I am interested in the possibility that we cannot solve this problem by the means at our disposal. Thought – the brain’s output – is powerful, often in admirable ways, but it lacks the means to self-correct. What I am calling wisdom is really just the capacity to be self-aware and self-reflective and it seems to be largely if not entirely absent. Wisdom sees the incoherence inherent in thought and sees too the way that thought denies its incoherence – by obscuring it or by projecting it outward. In this sense, wisdom is not a new way of thinking but a way of being aware of thinking. If we can watch thought – at the personal level and the cultural level both – without judging it then we create some space in which a new movement is possible.
It is easy to say that nuclear war is not rational. Plenty of writers and thinkers and soldiers and politicians have said that over the years. Ever since the first bombs were dropped on Nagasaki and Hiroshima, there have been voices challenging the ethics and morality of utilizing such power. But the presence of those voices – the persuasiveness of their arguments, their organization into focused collectives, and so forth – has done nothing to slow or contain the growth of that power. We have created and set loose the very chaos and instability that we once sought to inure ourselves against.
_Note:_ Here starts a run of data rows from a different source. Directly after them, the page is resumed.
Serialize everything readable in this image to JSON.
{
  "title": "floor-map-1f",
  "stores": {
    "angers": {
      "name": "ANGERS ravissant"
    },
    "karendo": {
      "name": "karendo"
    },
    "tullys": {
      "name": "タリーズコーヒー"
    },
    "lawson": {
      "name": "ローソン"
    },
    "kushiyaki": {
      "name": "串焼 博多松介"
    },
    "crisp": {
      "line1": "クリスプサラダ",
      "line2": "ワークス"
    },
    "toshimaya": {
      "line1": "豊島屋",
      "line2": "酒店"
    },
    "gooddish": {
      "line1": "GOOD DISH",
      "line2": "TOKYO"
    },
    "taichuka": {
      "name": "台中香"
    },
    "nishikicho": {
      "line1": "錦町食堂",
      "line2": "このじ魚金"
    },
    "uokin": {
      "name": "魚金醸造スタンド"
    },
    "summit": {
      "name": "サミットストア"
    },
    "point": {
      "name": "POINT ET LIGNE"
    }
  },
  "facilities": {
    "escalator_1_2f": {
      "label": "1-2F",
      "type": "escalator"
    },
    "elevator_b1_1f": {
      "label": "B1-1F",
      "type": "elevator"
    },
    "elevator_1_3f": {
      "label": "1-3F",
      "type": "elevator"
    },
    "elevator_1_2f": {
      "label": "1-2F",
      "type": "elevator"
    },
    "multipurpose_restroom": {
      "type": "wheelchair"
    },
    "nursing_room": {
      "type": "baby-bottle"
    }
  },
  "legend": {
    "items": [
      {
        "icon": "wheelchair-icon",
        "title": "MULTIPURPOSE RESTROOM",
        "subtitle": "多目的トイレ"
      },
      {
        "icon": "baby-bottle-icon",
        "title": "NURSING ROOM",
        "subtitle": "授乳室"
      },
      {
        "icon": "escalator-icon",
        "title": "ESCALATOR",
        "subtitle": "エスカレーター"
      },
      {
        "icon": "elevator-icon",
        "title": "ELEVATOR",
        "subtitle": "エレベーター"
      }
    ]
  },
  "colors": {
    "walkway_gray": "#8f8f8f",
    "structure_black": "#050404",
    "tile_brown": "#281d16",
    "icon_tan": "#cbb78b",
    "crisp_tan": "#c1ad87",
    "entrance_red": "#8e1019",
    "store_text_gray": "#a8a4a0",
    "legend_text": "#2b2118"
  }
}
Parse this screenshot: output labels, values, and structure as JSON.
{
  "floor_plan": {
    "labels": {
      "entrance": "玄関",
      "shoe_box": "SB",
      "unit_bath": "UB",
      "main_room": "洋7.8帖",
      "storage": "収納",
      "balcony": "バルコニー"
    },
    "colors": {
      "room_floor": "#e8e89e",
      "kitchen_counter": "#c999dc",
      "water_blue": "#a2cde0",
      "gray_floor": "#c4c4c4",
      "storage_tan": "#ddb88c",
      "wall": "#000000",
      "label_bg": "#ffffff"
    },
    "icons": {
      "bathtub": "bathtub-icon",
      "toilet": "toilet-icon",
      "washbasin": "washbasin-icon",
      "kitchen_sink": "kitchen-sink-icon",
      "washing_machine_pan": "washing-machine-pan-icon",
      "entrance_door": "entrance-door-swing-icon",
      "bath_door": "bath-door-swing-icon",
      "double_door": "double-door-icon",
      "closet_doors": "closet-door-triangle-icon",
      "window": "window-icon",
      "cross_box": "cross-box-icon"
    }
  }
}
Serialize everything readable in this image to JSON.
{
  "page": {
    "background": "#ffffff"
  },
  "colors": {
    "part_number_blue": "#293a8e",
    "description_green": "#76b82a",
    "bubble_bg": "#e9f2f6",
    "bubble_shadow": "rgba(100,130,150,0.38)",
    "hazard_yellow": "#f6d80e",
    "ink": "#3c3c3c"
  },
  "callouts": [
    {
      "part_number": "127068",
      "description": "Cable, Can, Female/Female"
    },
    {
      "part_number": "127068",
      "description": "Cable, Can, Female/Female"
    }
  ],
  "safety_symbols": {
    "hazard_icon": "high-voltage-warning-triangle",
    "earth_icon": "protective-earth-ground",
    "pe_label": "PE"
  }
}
If we see this, then we might begin to say that opposition as we traditionally understand it – logic, persuasion, demonstration and so forth – are not working. Perhaps we might even begin to see that they are part of the problem because they arise from – and reinforce – the source of the problem. If we can look at this without judgment – if we can be aware of what is happening and our thought is implicated in what is happening, then we can become aware of the incoherence, which is often quite subtle, quite hard to catch. But even a glimpse – just seeing that what we are doing is not working either at the production of nuclear power end or at the opposition to that power – can help us to establish a ground from which some new possibility might emerge.
Indeed, it seems to me that under present circumstances there is no greater calling.